Снова какой-то шум, от которого хочется отгородиться, закрыть уши, заорать, чтобы сдыхать не мешали.
— Мне надо, впустите! — женский голос децибелами пронзает мозг, жилы скручивает в тугой узел.
Узнавание накрывает с головой. Да! Это она! Моя девочка…
— Не положено!
— Я уже трое суток под дверью торчу. Вы мне его увидеть не даёте, пустите.
Убью тварей, если не пустят её сейчас. Вот в себя приду и вырву им гланды.
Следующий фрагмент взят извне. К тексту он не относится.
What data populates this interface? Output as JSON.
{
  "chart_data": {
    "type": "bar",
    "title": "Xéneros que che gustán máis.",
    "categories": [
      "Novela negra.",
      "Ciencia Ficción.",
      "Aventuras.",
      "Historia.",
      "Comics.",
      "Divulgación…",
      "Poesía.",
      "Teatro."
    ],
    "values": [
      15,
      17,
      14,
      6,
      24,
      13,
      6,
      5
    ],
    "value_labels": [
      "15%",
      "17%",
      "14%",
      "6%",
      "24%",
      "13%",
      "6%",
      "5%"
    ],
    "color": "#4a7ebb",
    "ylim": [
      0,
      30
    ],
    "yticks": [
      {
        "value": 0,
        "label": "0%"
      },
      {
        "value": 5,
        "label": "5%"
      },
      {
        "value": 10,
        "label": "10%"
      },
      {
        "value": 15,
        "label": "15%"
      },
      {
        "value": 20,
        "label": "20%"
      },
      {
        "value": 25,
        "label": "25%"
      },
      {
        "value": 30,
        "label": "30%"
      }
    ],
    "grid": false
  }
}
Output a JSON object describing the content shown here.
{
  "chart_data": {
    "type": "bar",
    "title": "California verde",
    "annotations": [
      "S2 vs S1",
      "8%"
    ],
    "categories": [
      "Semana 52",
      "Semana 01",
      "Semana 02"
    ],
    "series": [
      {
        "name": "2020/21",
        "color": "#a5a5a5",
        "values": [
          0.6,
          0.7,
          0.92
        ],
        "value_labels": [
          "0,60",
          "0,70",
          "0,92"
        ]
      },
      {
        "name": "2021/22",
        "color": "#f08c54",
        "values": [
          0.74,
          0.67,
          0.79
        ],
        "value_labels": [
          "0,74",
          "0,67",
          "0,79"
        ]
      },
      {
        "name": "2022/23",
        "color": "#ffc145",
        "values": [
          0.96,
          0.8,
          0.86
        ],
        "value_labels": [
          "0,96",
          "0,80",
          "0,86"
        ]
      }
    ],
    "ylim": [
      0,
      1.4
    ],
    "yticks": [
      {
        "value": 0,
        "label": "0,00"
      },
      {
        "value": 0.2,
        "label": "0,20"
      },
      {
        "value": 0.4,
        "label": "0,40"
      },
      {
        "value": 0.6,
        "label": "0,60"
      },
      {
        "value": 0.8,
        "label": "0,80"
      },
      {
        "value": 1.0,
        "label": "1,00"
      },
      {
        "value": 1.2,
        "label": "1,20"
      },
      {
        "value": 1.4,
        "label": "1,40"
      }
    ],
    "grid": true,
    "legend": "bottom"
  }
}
— Только аккуратно, хорошо? Он спокойнее уже, но всё равно очень нестабильный.
— Разберусь, спасибо.
Хлопок двери, быстрые шаги и тёплая ладошка накрывает мою. Тихий вдох, всхлип, а пальцы дрожат.
— Па-аша, — полувздох, полушёпот. — Я убью тебя. Как только очнёшься, сразу убью.
— Не надо, — пытаюсь улыбнуться, но ничего не выходит, кожа на лице словно окаменела.
Она снова всхлипывает, на этот раз громче и дотрагивается пальцами до моей щёки. Робко, несмело, будто рассыпаться могу от любого неосторожного движения.
— Поцелуй меня, может, полегчает?
— Ты у нас спящая красавица? — смеётся, а голос дрожит, срывается. — Если я тебя поцелую, хуже не сделаю? Меня тогда грозная медсестра проклянёт.
Да клал я на весь мир.
— Я сдохну, если не поцелуешь. Выбирай сама.
Глаза удаётся всё-таки разлепить, даже голову повернуть получается, и я смотрю на Полину — такую маленькую, хрупкую, с огромными синими глазищами, в которых утонуть готов.
— Не бойся, детка, я не хрустальный.
Она рядом, а в жилах кровь вскипает. Я толком не знаю, что со мной, насколько сильно пострадал, но смотрю на Полину и горы свернуть хочется. Жаль, что желания и возможности вряд ли совпадут.
Она наклоняется ко мне, и прикасается лбом к моему. Наши глаза так близко, а воздух один на двоих, наэлектризован и искрит.
— Я так испугалась… — тихо, на выдохе. — Думала, с ума сойду, пока сюда ехала.
— Я бы не гонял, но…
— Молчи, не напрягайся. — Щеки мои гладит, лоб, глаза целует, а слёзы на кожу падают. — Я так виновата перед тобой, прости меня.
Прижимаю её к себе одной рукой (откуда только силы взялись?), а второй за подбородок беру и фиксирую, чтоб дёргаться не вздумала. Мне нужны её губы, чувствовать её нужно, потому что сердце разорвётся от прилива нежности.
Разговаривать будем потом. Сейчас она рядом, так близко, и тепло смуглой кожи обжигает. А пока мне больше ничего и не нужно.